Medical Economics: What do you think are the exciting technological advances for physicians?

Douglass: I'm mostly excited about physicians being able to see the entire medical history of a patient, no matter what physician that patient saw.  Having a cradle-to-grave vision of a patient's health history is super-critical. 

More important, though, is displaying that information to the physician in a way that is consumable.  Having a 100-page paper chart as the analogy makes it pretty obvious that someone can't flip through all that information in just the 90 seconds they have to prep for that patient visit.  But if they're using a technology that can alert them when a patient checks in on their Wi-Fi scale at home with a weight 5% over what it was when they last checked in, that's a value that's probably very important to that doctor that's treating pre-diabetics. 

Knowing a patient's blood pressure because they just checked in on their Wi-Fi-enabled blood-pressure monitor at home, and that's set up to flow directly into their personal health record and then onto their doctor and the electronic health record, that's a supremely valuable data point.

Really it's about interconnectedness.  It's getting all that data that's currently siloed away on your mobile device or on your medical devices at home.  Getting that flowing into the physician setting is absolutely critical to make sure we're treating patients in the right way that their health should be managed.

Medical Economics:  What do you think HIT companies are going to be talking about in five years, as it relates to technology? 

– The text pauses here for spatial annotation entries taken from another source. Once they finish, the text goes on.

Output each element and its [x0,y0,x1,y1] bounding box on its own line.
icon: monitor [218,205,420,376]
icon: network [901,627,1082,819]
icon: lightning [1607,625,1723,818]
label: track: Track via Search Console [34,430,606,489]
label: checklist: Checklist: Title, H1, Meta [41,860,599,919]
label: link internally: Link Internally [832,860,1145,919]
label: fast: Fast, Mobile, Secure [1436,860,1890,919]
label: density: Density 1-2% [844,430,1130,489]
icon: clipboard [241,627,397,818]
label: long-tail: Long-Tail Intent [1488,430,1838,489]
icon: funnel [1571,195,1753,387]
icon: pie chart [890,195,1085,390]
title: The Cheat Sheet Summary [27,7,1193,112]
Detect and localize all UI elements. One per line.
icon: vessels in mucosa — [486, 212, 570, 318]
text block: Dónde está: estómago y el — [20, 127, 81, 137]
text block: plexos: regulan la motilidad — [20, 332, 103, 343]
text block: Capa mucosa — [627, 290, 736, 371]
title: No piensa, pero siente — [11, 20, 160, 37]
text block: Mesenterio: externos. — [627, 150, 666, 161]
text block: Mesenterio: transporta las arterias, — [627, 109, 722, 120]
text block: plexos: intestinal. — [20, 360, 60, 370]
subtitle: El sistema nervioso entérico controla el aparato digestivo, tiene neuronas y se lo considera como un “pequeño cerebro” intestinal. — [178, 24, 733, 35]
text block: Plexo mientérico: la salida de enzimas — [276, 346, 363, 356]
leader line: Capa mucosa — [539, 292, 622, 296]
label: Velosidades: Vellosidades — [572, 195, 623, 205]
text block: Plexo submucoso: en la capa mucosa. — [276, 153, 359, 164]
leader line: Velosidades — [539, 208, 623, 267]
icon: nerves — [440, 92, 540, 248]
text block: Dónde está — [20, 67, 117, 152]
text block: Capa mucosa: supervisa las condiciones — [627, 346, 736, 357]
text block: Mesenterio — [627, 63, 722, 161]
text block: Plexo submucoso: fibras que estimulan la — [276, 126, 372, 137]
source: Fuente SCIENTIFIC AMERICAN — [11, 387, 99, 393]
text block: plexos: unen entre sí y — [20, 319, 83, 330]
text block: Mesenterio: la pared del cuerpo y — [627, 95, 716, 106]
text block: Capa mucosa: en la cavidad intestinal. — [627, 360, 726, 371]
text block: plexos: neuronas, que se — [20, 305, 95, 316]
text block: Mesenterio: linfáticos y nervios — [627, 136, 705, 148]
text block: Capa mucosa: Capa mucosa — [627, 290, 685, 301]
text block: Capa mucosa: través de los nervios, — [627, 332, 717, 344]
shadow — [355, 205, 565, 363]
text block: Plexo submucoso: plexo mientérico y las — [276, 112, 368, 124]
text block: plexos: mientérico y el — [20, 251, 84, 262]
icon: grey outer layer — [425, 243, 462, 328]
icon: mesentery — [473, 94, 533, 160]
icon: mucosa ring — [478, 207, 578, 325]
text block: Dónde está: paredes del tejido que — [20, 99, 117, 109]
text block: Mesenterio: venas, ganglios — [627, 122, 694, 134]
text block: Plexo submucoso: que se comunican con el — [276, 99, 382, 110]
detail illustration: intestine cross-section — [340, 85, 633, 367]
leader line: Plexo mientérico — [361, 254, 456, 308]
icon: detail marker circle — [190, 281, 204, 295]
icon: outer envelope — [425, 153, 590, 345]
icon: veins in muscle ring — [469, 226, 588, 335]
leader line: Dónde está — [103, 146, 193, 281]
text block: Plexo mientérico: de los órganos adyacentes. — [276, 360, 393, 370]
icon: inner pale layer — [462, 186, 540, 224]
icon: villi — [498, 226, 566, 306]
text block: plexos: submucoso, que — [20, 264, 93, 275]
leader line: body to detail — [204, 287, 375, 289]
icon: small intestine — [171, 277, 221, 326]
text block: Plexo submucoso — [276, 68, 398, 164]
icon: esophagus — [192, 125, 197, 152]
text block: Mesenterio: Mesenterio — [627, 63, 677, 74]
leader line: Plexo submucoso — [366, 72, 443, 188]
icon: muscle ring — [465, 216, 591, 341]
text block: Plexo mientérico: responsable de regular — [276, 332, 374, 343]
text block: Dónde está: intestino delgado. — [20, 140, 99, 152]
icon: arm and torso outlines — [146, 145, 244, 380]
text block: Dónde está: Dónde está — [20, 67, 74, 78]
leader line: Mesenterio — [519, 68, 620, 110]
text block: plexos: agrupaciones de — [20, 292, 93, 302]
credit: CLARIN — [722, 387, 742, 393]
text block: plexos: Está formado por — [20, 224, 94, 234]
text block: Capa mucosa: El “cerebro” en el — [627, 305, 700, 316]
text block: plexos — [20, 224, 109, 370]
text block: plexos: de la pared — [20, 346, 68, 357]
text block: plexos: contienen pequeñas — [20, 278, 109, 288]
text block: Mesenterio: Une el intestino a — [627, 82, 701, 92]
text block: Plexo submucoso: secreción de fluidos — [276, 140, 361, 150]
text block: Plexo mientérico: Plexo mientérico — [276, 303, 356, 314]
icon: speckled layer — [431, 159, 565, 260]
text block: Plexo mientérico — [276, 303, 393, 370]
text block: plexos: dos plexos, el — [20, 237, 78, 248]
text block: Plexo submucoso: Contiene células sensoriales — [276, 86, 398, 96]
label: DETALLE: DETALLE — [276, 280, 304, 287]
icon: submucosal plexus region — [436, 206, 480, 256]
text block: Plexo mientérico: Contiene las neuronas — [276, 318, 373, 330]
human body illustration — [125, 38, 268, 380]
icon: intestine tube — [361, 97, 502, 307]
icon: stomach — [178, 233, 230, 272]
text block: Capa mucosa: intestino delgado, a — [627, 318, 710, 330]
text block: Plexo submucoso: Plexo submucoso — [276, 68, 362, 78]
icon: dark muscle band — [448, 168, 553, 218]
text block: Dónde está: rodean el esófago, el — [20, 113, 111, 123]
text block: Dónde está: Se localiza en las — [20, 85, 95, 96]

Douglass: Five years ago we assumed that there was a future where all electronic health records would be in the Cloud. People told us that we were crazy when we launched the product. They said doctors wouldn't adopt it.  They expect something to be in-house, this was not something they were going to adopt en masse, and sure enough, we proved them wrong. 

I think if you look into the future even just five more years, you're going to see even more doctors utilizing Cloud-based EHRs.  I don't think there's a future where that doesn't happen. 

I think we're also looking at a lot of that interconnectivity, where medical devices and mobile applications are funneling data that they're collecting on a daily basis through to the health record.

The fact that we're in 2013 and we don't have that yet kind of ticks me off and gets me riled up to make sure that happens and that Practice Fusion is a leader in that regard.

 

Douglass is co-founder and vice president of platform for Practice Fusion. He is credited with creating the SaaS technology framework that enables rapid development of the EHR’s national platform, now used by more than 100,000 medical professionals. He has spoken on healthcare technology at SDForum, Health 2.0, the Massachusetts Institute of Technology, Stanford, and Microsoft events.